After the Court of International Trade ruled that a Section 301 exclusion for side protective attachments for trucks is a principal use provision, not an eo nomine one (see 2410070030), a vehicle accessories importer asked CIT Judge Jennifer Choe-Groves on Nov. 6 to either reconsider or let it bring an interlocutory appeal to the U.S. Court of Appeals for the Federal Circuit (Keystone Automotive Operations v. U.S., CIT # 21-00215).
In response to U.S. opposition (see 2410090041) to its motion for judgment (see 2408010044), an aluminum importer again said Nov. 5 that its manufacturer’s production in South Korea was not minor or insignificant (Hanon Systems Alabama Corp. v. U.S., CIT # 24-00013).
The U.S. argued that mandamus relief at the U.S. Court of Appeals for the Federal Circuit is improper on the question of whether the government properly served exporter Koehler Paper through its U.S. counsel. Responding on Nov. 6 to Koehler's petition for writ of mandamus, the U.S. said mandamus relief isn't "clear and indisputable" and that an appeal from a final order from the Court of International Trade "should not be inadequate" (In re Koehler Oberkirch GmbH, Fed. Cir. # 25-106).
The Court of International Trade on Nov. 6 granted the government's voluntary remand request in a suit on the 2019-20 administrative review of the antidumping duty order on aluminum extrusions from China. The U.S. asked for the remand to consider the impact of recent CIT cases Global Aluminum Distributor v. U.S. and H&E Home v. U.S. in which CBP reversed its findings of AD/CVD evasion on Dominican exporter Kingtom Aluminio (see 2209080013) (Kingtom Aluminio v. United States, CIT Consol. # 22-00072).

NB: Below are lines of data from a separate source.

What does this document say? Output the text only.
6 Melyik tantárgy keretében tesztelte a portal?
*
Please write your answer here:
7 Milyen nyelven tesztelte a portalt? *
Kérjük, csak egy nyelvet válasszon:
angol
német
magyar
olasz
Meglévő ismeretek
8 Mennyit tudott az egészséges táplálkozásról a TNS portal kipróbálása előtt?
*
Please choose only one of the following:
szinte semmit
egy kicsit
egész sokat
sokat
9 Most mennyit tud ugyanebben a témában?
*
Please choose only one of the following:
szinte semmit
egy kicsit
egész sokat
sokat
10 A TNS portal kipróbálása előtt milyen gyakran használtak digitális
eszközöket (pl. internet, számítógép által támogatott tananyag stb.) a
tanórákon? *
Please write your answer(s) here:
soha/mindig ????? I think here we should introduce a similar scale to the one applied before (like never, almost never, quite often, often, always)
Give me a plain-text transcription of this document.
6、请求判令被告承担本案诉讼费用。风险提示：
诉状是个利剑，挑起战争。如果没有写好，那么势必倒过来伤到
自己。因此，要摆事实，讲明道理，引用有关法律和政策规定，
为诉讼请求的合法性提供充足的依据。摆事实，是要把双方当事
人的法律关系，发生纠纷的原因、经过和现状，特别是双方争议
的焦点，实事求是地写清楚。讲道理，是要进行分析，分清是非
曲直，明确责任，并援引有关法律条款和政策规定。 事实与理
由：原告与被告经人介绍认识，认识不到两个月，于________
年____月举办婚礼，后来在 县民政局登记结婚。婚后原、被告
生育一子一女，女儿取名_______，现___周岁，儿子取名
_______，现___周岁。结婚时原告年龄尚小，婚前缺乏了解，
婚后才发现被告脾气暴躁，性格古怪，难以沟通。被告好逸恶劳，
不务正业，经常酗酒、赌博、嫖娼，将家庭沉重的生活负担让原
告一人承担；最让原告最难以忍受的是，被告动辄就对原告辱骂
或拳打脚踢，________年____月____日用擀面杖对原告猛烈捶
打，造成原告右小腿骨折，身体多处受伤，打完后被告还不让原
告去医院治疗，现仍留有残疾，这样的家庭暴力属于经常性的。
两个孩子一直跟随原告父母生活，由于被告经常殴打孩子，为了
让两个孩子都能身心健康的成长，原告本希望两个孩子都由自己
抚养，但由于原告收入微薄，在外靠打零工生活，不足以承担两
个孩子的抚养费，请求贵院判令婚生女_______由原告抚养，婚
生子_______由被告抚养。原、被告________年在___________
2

Importer Lionshead Specialty Tire and Wheel argued that the continued application of an injunction on the liquidation of its "Method B" wheel entries is "inequitable," since the plain reading of the injunction shows that the Method B wheels never have been enjoined. Responding to opposition from AD/CVD petitioner Dexstar Wheel Division of Americana Development Inc. to Lionshead's bid to amend the PI at the Court of International Trade, Lionshead added that the amendment wouldn't reverse a CBP decision, as Dexstar claims (Lionshead Specialty Tire and Wheel v. United States, CIT Consol. # 24-00019).